Hopefully you had a chance to read Wendy Scherer’s from Social Studies Groups Interview, that spoke to the long tail of social data. Today we interview Dr. Jillian Ney the founder of the Social Intelligence Lab. Jillian consistently pushes the limits of social data and has authored some amazing research focused on pushing the outer limits of what the tool providers and suppliers can do.
First of all, what is your background?
Dr Jillian Ney is the founder of The Social Intelligence Lab. She has worked in the industry for 12 years as researcher, consultant, spokesperson, and author. She’s on a mission to bring the industry together and give social intelligence the place it deserves as a recognized and supported discipline. Ask her about digital behavioral science, purchasing decisions and why Scotland is the best place on earth.
What is the bleeding edge for with regards to data?
I’ve been finding the trend analysis work coming from Converseon and Black Swan interesting. I’ve always been sceptical of prediction studies, all projects and papers I had read were always modelled the data after the event – it’s easy to model data when you already know the outcome, what’s harder to predict is the future.
I’m curious about their work as I’ve always analysed social data from a qualitative perspective. This trends work is different, and there are some great takeaways for anyone who analyses social data – mostly the focus on data quality and data accuracy. These are important topics and one’s that are not often discussed that freely.
There’s been too much emphasis on using tools to get access to as much social data as possible. This impacts on the quality, accuracy and overall usefulness of the data. While the industry has been sold on the promise to millions of data sources, it’s the quality and relevance of the data that’s important. We need to start having the right conversations and stop selling the dream of all of ‘the world’s conversation at your fingertips’.
What new dataset intrigues you the most?
I wouldn’t say this is a new dataset, but I’m appreciating that people are starting to integrate new data sources into their social data projects. Voice-of-the-customer data, like chatbots, customer feedback, call centre transcripts can all be analysed with similar approaches to social data. Some of the channel comparison work coming from Linguabrand has been interesting to see – how people use different language in different channels and touchpoints.
Beyond that there are lots of other projects integrating other research methods and data sources – it would be great to see and publish more of these types of projects. There is a distinct need to be able show where social data can fit into consumer insights projects, and how the language of people changes across different channels and platforms.
What findings could you derive from it?
By integrating other voice-of-the-customer data sources you can find out how customers talk across your different touch points. You’d be surprised at the differences in language across different touch points, especially when you look at the emotional intensity.
Is there anything else you’d like to add?
Social data and analysis of other conversational data sources offer new ways to understand consumers. I fell in love with the possibility of social data and the ethnographic nature of being able to study people at scale via online platforms. I still love social data, and advocate for the value of this type of research.

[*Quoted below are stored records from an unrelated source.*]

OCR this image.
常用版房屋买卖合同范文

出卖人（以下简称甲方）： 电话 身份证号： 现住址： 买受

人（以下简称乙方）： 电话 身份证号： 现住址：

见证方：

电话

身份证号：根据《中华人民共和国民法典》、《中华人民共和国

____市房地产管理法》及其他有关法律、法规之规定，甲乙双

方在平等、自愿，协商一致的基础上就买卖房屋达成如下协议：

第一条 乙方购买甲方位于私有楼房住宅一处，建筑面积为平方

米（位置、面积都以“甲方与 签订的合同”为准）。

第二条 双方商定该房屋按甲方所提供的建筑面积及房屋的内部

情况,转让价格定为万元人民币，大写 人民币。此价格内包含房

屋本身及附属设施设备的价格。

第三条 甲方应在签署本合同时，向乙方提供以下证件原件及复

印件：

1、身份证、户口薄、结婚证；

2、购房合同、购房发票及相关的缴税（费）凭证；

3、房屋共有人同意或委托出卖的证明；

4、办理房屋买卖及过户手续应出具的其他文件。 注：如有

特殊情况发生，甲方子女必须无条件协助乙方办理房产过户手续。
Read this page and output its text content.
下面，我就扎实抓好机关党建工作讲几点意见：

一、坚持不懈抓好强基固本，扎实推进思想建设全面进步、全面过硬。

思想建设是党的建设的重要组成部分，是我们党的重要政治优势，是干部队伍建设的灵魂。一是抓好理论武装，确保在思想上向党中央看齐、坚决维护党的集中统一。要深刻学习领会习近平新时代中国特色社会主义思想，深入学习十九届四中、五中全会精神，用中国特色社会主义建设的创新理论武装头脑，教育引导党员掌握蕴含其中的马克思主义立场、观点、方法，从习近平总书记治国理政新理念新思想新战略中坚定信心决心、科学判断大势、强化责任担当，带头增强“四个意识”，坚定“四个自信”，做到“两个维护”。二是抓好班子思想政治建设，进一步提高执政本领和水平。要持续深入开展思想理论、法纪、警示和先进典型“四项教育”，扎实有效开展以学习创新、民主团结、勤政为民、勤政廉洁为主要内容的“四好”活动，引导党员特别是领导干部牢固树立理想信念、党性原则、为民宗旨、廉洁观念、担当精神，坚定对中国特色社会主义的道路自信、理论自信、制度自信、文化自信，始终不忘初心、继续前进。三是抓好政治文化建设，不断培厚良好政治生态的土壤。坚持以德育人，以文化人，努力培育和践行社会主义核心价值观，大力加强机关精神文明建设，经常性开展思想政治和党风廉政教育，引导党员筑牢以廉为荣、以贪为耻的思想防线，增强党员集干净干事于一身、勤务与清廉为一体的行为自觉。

However, there is still a lot of work that needs to be done to ensure the rigour, robustness, and future growth of the industry. We need to unite as an industry to create governance frameworks, and come to the market with one united voice to ensure we can still access data in the future (and even get some of the data that’s been taken away from us back *hello Facebook).
We’ll never be able to achieve this without uniting and creating industry wide self-regulation. I fear that if we don’t government will come in heavy handed and regulate us anyway. I created The Social Intelligence Lab to start to have these needed conversations – it’s not a sexy conversation, but it is needed to ensure the future of the industry and support the businesses and people working in it.